Price wars, a supply glut, and a pandemic have driven down costs of the once-premium products that contain hemp-derived cannabidiol, the non-psychoactive cannabis compound touted as a health and wellness aide.
The increasing affordability of CBD was one of the key trends highlighted by the Brightfield Group, which conducts market research of the emerging CBD sector, in its latest US CBD market report slated to be published Tuesday.
“There’s persistent price compression,” said Bethany Gomez of the Brightfield Group. “At this juncture, we’re not expecting that to change.”
Brightfield analysts expect CBD product sales to hit $4.75 billion this year, up 14%. The industry’s rate of growth has significantly cooled off from its blistering pace last year when sales rocketed to $4.15 billion from $627 million in 2018 — a 561% increase, according to Brightfield data.
More people are buying CBD, and because of the pandemic, nearly 40% of 5,000 CBD consumers surveyed in June by Brightfield said they’ve increased their consumption, according to the report. However, the price drops across the industry will weigh down the overall value growth of the market, Brightfield said.

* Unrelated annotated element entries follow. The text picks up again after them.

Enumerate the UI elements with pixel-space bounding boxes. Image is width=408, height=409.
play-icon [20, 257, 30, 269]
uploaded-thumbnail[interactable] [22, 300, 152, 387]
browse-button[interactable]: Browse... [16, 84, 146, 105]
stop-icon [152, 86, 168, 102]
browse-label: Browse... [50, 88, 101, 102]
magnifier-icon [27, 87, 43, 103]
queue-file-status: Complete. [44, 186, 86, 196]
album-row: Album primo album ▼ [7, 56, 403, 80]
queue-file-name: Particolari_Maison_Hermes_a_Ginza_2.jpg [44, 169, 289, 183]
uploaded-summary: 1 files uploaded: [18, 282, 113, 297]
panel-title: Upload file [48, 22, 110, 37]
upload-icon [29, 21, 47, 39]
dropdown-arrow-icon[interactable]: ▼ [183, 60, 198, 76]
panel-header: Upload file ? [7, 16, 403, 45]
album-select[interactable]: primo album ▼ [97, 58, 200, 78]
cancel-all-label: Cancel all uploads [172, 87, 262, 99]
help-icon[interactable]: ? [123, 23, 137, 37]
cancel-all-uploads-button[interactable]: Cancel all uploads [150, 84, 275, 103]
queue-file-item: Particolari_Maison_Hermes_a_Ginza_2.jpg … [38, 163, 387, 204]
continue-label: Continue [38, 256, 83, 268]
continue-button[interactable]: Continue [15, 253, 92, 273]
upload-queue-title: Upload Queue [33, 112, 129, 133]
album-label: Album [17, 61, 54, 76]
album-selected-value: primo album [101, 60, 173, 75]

The CBD boom last year came on the heels of the December 2018 passage of the Agriculture Improvement Act, well known as the 2018 Farm Bill. That legislation removed the low-THC hemp and its derivatives from the Controlled Substances Act. Marijuana — which also is a varietal of the same plant but contains higher levels of the psychoactive THC (tetrahydrocannabinol) — remains a Schedule I, federally illegal substance.
While the Farm Bill left plenty of discretion to the US Food & Drug Administration to develop guidelines for CBD, the agency that regulates pharmaceuticals, food, cosmetics, and additives has yet to formalize a policy.
CBD producers effectively believed the Farm Bill gave their offerings a green light, and products containing the hemp-derived compound — such as face creams, sports drinks, pet treats, and tinctures — proliferated on the internet and in brick-and-mortar stores. Major retailers such as CVS and Walgreens started carrying CBD creams, balms and oils, and CBD companies began competing for their business.
“It’s Econ. 101,” Gomez said. “If you have a market with 3,000 brands vying for CVS, they’ll do anything they need to do.”
The pricing wars began in the second half of last year, driving down sticker prices by 20% to 30%, she said. The products got cheaper following the fall hemp harvest, which resulted in an oversupply of raw ingredients.
Those prices tumbled even further in recent months because of Covid-19 economic pressures and public health-related retail closures.
Bluebird Botanicals, one of the oldest hemp CBD companies, lowered its prices about 10 times since launching its product in 2013, but have held steady since 2019, Brandon Beatty, the company’s chief executive officer, told CNN Business. Beatty and his colleagues are “currently crunching numbers and are considering” dropping prices because of the pandemic.
Before Covid-19, Tennessee CBD company Kat’s Naturals had reduced its prices by as much as 30%, founder Kat Merryfield said. Since the pandemic, the company offered a 40% discount to individuals receiving social support benefits such as unemployment or disability.
The tincture dropper bottle of CBD oil that ran about $80 on average and sometimes upward of $100 is now selling for about $40 to $45 a bottle, Gomez, whose group conducted the CBD market research, said.
CBD is not currently regulated like a dietary supplement, but if it did receive approval to be marketed as a supplement in the future, sellers could highlight structure and function claims on its potential benefits.
That potential, however, hinges on the FDA.
The agency’s steps toward developing a regulatory framework have included hearing public comments, seeking research, and conducting tests on CBD products.
“The agency is committed to protecting the public health while also taking steps to improve the efficiency of regulatory pathways for the lawful marketing of appropriate cannabis and cannabis-derived products,” the FDA stated in a March 2020 update on its efforts to regulate CBD. An FDA spokesperson told CNN Business that the office did not have an update beyond its March statement.
The lack of clear regulatory guidance combined with the stronger-than-expected price compression and potential Covid-19 economic pressures resulted in a downward revision of Brightfield’s future sales expectations for the industry.